Her stomach flipped unpleasantly at the thought of anything happening to Fionn. “Nothing will happen to you. I won’t let it.” Her grin was flirtatious. “After all, I’d hate to be deprived of my daily dose of eye candy.”
Fionn’s shoulders relaxed a little and he rolled his eyes. “Stop flirting with me, Rose.”
The eye rolling only made her want to flirt with him more.
As if he sensed this, he sighed in exasperation and strode past her to gesture up at the church. They stood in front of wrought iron gates that guarded the steps up to the entrance. Construction cranes towered between and above the unusual church spires. “It’s time to train.”
Rose stared up at the building. The basilica was incomplete, but that didn’t mean it wasn’t astounding. Gaudí’s design of the Roman Catholic church was like something out of a sci-fi alien flick. Rose glanced from the astonishing architecture to Fionn. “Here?”
“We won’t be interrupted by supernaturals here. They tend to avoid religious places.”
“You mean vampires hating crosses is a real thing?”
Fionn shook his head. “No. Please do not think of fighting a vampire with a cross.” He examined the building. “Many young supernaturals, including witches and warlocks, feel physically discombobulated on hallowed ground.
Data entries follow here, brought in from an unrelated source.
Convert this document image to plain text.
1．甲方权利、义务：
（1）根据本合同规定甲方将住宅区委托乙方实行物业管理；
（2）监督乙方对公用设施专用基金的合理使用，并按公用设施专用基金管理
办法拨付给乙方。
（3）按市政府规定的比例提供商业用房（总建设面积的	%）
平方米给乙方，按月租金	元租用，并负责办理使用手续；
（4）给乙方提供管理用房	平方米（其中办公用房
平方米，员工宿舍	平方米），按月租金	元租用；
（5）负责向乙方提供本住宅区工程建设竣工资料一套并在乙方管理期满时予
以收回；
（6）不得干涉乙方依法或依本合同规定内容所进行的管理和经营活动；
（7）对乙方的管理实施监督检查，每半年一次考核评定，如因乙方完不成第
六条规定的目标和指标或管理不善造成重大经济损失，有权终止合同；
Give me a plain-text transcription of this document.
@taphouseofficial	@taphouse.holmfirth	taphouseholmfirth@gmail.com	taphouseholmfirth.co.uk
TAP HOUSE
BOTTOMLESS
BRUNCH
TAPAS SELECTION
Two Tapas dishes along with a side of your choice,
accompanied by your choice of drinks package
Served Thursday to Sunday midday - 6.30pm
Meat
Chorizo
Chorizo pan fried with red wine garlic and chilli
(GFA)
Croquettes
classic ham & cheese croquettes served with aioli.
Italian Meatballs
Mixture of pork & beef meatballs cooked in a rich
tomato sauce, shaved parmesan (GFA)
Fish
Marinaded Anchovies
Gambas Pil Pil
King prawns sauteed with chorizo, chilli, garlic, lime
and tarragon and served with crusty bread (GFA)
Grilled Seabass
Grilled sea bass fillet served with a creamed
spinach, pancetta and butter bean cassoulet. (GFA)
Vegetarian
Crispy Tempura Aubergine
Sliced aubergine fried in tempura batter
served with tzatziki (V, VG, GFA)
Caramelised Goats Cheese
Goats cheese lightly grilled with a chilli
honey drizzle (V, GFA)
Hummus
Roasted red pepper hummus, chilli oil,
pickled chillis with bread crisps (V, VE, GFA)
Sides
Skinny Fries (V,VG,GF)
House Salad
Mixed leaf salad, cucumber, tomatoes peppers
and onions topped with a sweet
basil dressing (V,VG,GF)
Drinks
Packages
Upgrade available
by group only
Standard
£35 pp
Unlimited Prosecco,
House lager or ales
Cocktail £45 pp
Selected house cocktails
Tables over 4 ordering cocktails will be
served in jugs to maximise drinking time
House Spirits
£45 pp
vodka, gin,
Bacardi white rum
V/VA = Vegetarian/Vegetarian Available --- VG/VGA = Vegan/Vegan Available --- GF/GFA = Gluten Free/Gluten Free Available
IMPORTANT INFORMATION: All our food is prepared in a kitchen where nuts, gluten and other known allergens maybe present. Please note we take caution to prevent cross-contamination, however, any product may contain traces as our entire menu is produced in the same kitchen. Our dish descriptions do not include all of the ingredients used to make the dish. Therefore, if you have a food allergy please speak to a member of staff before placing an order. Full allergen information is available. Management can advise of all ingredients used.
There are a few theories as to why. Mine is that faith en masse creates energy—in a way, its own sort of magic. That energy is strongest in places like churches. I believe it’s an antithesis to the energy supes are created from, the energy witches and warlocks tap into, and that’s why it makes them feel physically discomfited.”
Genuinely intrigued, Rose studied the building. “Why do you think it’s an antithesis?”